NEWS
Posted Dec. 5, 2006 | Print This Page | Font Size: Smaller Larger
DEBBIE DAY / scroll staff
scrollnews@byui.edu
What to do when snow is in the forecast
Horror stories of Idaho’s snowy roads: excerpts taken from BYU-Idaho students.

The following are four true accounts of fellow BYU-I students who have undergone what they consider “pretty scary” driving experiences on the snowy winter roads of Idaho. Here are their stories.

John Stacey, a sophomore from Idaho Falls, was driving down what he knew to be a familiar road in Idaho Falls.  It was about noon at the time when Stacey found himself sitting in his 1981 Ford Ranger (which he has entitled “Papa Smurf”).

He was approaching a city snowplow that was sweeping off the strip of snow in the middle of the road. As Stacey’s Ranger and the snowplow were about to cross paths, an ice chunk, which Stacey describes as “the size of a softball,” fell from the snowplow and came crashing down on his windshield.

Before the shock was over and Stacey realized he hadn’t died, the snowplow was gone.

“I think he did it on purpose,” Stacey said. “Don’t cross paths with a city snowplow; you’re going to lose.”

Jennifer Wells, a sophomore from Othello, Wash., was driving on Rexburg’s Main Street one cold winter day earlier this year.

She said “slushy snow” was clouding up her car windows, making it nearly impossible to see. Wells looked behind her to decide if she could change lanes.

To her best judgment, she saw no cars in her neighboring lane, so she began to turn her steering wheel. But the falling snow against the window had smudged up her view.

A sudden, loud honk that came from the car she missed by a mere four feet caused her to jerk back into her own lane and be thankful that she didn’t get into an accident that day.

Wells gave advice for any driver in the same position, perhaps even driving on the same Rexburg road she was, when there is heavy snowfall: “Be extra cautious. Make sure you check not just once, but twice and signal well in advance before switching lanes.”

Ben Crouch, a BYU-I alumnus, has lived in Rexburg all his life. He has lived through many Rexburg winters and has come to know the city’s streets well.

It was midday and approaching evening when Crouch was making his way back to Rexburg in a car full of 11 people.

It was cold outside and the road had a slick, shiny layer of black ice.
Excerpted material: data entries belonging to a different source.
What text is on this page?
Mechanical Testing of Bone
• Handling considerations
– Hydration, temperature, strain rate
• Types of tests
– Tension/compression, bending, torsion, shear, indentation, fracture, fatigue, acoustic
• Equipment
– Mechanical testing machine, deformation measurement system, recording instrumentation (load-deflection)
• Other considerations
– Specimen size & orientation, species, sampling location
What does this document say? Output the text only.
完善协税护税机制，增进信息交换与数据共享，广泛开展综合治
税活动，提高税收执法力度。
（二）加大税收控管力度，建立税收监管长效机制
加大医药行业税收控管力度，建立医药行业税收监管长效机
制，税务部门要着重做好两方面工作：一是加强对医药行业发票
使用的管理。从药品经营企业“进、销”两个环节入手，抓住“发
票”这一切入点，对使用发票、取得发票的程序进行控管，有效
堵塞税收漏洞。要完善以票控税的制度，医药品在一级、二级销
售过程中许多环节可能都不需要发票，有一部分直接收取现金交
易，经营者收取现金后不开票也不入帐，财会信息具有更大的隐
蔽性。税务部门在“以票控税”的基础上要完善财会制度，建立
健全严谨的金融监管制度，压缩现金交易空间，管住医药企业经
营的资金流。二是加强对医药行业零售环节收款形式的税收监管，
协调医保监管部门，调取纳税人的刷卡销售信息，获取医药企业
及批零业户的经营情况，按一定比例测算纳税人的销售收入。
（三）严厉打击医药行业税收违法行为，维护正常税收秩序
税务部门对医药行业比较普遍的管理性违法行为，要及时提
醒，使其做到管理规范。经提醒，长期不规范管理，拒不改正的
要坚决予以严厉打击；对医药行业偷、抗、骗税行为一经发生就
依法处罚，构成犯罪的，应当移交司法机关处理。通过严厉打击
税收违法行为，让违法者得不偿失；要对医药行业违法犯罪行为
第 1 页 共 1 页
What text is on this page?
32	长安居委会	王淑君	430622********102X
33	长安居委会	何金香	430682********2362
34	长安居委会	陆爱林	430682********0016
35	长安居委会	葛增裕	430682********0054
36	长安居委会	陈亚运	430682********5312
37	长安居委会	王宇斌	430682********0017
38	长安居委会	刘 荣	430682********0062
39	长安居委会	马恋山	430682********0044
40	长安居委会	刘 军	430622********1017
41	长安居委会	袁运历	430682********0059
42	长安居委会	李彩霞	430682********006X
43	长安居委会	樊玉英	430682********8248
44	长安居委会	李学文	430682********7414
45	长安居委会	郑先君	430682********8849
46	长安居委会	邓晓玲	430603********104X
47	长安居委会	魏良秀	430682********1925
Believing that the road was simply wet, the driver of the car in which Crouch was riding took a sharp turn, spinning the car out of control and landing Crouch, along with the other 10 passengers (most of which Crouch said were children) into a ditch. Luckily no one died in the accident, but there were injuries among them.

Crouch gave the warning that “if you’re going to intentionally spin [like in cookies], make sure you’re not going to hit into other people” and also “if the roads just look wet, and it’s cold [outside], it could be black ice. Drive slow.”

Matthew Funk, a junior from Lehi, Utah, was leaving Rexburg one frosty day. As he was approaching a stoplight, making his way to the exit, the light turned red.

Funk tried to stop, but instead his car continued to slide along the frozen road until he had done a 180 in the middle of the intersection.

“Luckily, the cars around knew what was happening, so they had stopped and weren’t going through the light,” Funk said.

His advice for driving on snowy or icy roads: when you start to slip, “don’t freak out.”

Rexburg Police Capt. Randy Lewis deals with road accidents every winter.

Lewis said the biggest reason for accidents on snowy roads is that “drivers speed too fast for the conditions of the road. They’re not slowing down—you just can’t do that on slick roads.”

Lewis also advises to “keep salt or sand if you get stuck, and when you start losing control, slightly pump the brakes, don’t lock them up.”

If a driver does lose control and finds the car slipping, Lewis said to “steer towards the direction the car is sliding” to get their car back on the road.